The Cabaret’s third show, “Love Songs,” is a 34-part response to Mina Loy’s poem “Love Songs to Joannes,” proposed by dramaturgy students Lily Haje and Madeline Pages. The first eight responses will be presented as a virtual live production, while the remaining 26 will be featured as installations — paintings, recordings, performances, and more — in a new gallery space on the Yale Cabaret’s redesigned website. Throughout the season, the new gallery space will continue to feature installations, visual art, film works, sound compositions, and other works. “Love Songs” runs Oct. 23 and 24.
In all, the Yale Cabaret will present 15 shows during the academic year. Dates for the remaining performances of the season will be announced shortly. Friday performances are at 8 p.m.; Saturday shows take place at 4 p.m. (a new offering this year) and 8 p.m.
Nourishment for the soul
Since having a meal or snacks have long been a typical part of the Yale Cabaret experience, the theater’s student leaders have also planned a series of Cab Potlucks, during which audience members can watch via Zoom as Yale affiliates with a talent for cooking make meals using “mystery” ingredients. In true potluck fashion, those who attend the events must bring something to the “table.”

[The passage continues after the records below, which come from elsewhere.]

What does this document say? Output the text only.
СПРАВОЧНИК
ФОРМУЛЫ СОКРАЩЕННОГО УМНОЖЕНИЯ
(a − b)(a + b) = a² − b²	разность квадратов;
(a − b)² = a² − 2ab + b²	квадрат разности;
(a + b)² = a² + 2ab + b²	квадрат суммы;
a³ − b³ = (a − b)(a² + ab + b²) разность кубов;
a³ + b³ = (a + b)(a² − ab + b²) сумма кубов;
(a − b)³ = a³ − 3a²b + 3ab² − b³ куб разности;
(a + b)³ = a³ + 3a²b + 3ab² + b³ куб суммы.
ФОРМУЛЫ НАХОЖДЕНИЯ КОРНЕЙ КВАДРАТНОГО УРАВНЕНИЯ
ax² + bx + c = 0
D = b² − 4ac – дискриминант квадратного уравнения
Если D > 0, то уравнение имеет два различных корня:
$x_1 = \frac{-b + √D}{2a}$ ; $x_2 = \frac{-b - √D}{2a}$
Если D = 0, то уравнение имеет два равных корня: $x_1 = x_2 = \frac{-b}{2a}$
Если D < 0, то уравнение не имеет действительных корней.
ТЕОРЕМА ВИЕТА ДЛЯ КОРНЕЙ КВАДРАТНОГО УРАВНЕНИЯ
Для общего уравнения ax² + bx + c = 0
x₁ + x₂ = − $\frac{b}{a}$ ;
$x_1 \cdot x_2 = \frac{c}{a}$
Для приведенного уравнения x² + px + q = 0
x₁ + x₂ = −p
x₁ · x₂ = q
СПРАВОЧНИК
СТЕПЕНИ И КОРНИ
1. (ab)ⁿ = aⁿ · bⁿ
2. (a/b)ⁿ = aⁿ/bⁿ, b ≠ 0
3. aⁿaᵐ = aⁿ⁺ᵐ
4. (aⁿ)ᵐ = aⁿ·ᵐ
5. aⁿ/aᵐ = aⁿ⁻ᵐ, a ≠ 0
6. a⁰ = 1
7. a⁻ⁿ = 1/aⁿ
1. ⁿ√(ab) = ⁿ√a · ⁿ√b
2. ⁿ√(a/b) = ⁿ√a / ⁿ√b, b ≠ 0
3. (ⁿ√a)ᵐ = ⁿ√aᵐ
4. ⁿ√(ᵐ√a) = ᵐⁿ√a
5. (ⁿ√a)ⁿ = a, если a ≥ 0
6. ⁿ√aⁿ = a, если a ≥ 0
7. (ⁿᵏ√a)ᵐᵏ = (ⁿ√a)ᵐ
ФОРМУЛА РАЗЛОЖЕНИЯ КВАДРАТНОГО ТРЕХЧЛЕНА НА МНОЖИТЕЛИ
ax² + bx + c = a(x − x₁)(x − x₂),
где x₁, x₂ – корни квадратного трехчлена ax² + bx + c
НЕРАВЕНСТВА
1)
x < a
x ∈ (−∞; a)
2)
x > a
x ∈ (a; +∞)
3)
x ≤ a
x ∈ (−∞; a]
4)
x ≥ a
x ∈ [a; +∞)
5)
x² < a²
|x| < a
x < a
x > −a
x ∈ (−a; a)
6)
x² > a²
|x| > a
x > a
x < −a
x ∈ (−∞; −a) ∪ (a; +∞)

“It can be a photo, a poem, a video, a story, music, or something else that fits in with the monthly theme and brings artistic nourishment,” Lang said. Cab Potluck will be offered at 8 p.m. on the following Saturdays: Oct. 17, Nov. 21, and Dec. 19.
One important goal of the Cabaret team, noted third-year student and co-artistic director Jisun Kim, is to create online the special awareness of the presence of others that theater-goers would normally feel while gathered in a physical theater space.

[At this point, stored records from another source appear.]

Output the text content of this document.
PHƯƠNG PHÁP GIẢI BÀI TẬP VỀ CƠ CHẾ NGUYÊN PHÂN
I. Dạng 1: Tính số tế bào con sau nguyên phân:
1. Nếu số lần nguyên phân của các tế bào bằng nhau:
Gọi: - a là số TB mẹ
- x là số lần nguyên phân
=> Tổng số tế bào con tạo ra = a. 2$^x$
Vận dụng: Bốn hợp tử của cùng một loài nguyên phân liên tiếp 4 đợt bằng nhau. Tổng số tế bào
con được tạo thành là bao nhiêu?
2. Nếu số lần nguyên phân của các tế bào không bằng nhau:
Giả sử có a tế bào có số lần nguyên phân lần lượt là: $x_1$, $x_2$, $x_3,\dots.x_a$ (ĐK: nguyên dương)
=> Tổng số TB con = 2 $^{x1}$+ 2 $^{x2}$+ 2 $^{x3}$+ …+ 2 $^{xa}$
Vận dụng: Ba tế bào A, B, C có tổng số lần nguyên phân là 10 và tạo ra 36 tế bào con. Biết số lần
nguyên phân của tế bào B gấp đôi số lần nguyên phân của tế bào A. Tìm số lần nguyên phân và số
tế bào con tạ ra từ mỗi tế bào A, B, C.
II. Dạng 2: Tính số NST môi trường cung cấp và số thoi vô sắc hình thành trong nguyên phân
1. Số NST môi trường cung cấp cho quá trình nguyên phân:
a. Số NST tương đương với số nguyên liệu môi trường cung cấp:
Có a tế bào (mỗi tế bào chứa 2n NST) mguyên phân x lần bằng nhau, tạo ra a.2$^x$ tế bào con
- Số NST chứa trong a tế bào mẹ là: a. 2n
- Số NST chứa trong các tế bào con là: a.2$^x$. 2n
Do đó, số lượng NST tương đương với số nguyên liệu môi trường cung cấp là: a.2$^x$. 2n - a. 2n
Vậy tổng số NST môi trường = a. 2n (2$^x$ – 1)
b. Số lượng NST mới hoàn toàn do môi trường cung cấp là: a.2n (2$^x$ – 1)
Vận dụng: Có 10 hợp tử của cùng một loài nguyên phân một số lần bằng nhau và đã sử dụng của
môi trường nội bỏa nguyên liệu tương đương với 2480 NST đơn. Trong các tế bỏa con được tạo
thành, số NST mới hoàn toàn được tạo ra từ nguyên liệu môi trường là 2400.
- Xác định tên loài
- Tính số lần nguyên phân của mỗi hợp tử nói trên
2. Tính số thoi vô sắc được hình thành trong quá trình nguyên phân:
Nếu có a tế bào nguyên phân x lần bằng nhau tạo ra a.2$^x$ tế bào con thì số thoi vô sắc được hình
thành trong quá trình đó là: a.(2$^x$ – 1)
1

“How can we create this sense of connection online? When we think about the connection between performers and an audience, and the ways we all feel each other in different ways in a physical space — we want to keep that sense of live-ness this season,” Kim said.

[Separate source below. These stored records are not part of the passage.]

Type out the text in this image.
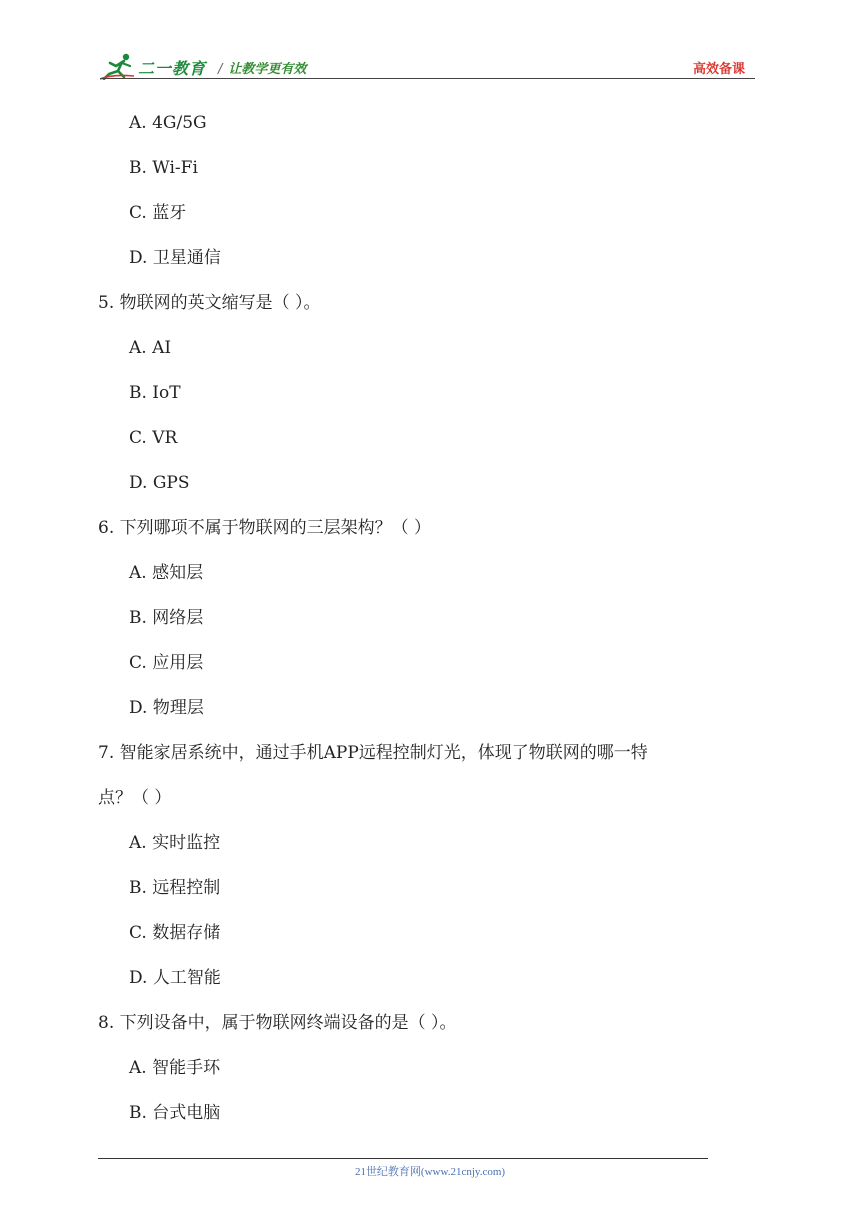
二一教育 / 让教学更有效	高效备课
A. 4G/5G
B. Wi-Fi
C. 蓝牙
D. 卫星通信
5. 物联网的英文缩写是（ ）。
A. AI
B. IoT
C. VR
D. GPS
6. 下列哪项不属于物联网的三层架构？（ ）
A. 感知层
B. 网络层
C. 应用层
D. 物理层
7. 智能家居系统中，通过手机APP远程控制灯光，体现了物联网的哪一特
点？（ ）
A. 实时监控
B. 远程控制
C. 数据存储
D. 人工智能
8. 下列设备中，属于物联网终端设备的是（ ）。
A. 智能手环
B. 台式电脑
21世纪教育网(www.21cnjy.com)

“When we cannot see each other in person — and that includes rehearsal teams as well — it means that we have to participate in deep listening to one another, and we can’t take each other for granted,” she added. “But when we do that, we can actually appreciate each other’s presence on screen.”
Throughout the season, the Yale Cabaret will be committed to amplifying the voices of Black artists and storytellers, according to the theater’s leadership team, which also includes co-artistic director Maeli Goren. In response to the current national reckoning with systemic racism, the team has developed a Black Lives Matter Action Plan and will host the BIPOC Connection, a space for Black, indigenous, and people of color to celebrate their backgrounds and identities together. A list of Black playwrights will also be featured on the Yale Cabaret website to introduce their works to the wider community and encourage their production, and a Black Theater festival is also being planned.
Furthermore, a new student position has been created at the Yale Cabaret to ensure that all of the theater experiences are as accessible as possible to all.
“The purpose of this new role is to ensure that accessibility is centered in all we do, from our captioning to livestreamed events, etc.,” said Sonnenfeld. “We want to create the best possible experience for everyone.” As part of that goal, membership prices have also been made more accessible.
“As much as this year will be unique — and we all share the hope that it is — we will learn things that will be valuable when next year, hopefully, we are back in a physical space again,” said Sonnenfeld. “Everything we learn will be important for the future of the Cabaret and for the future of theater in general.”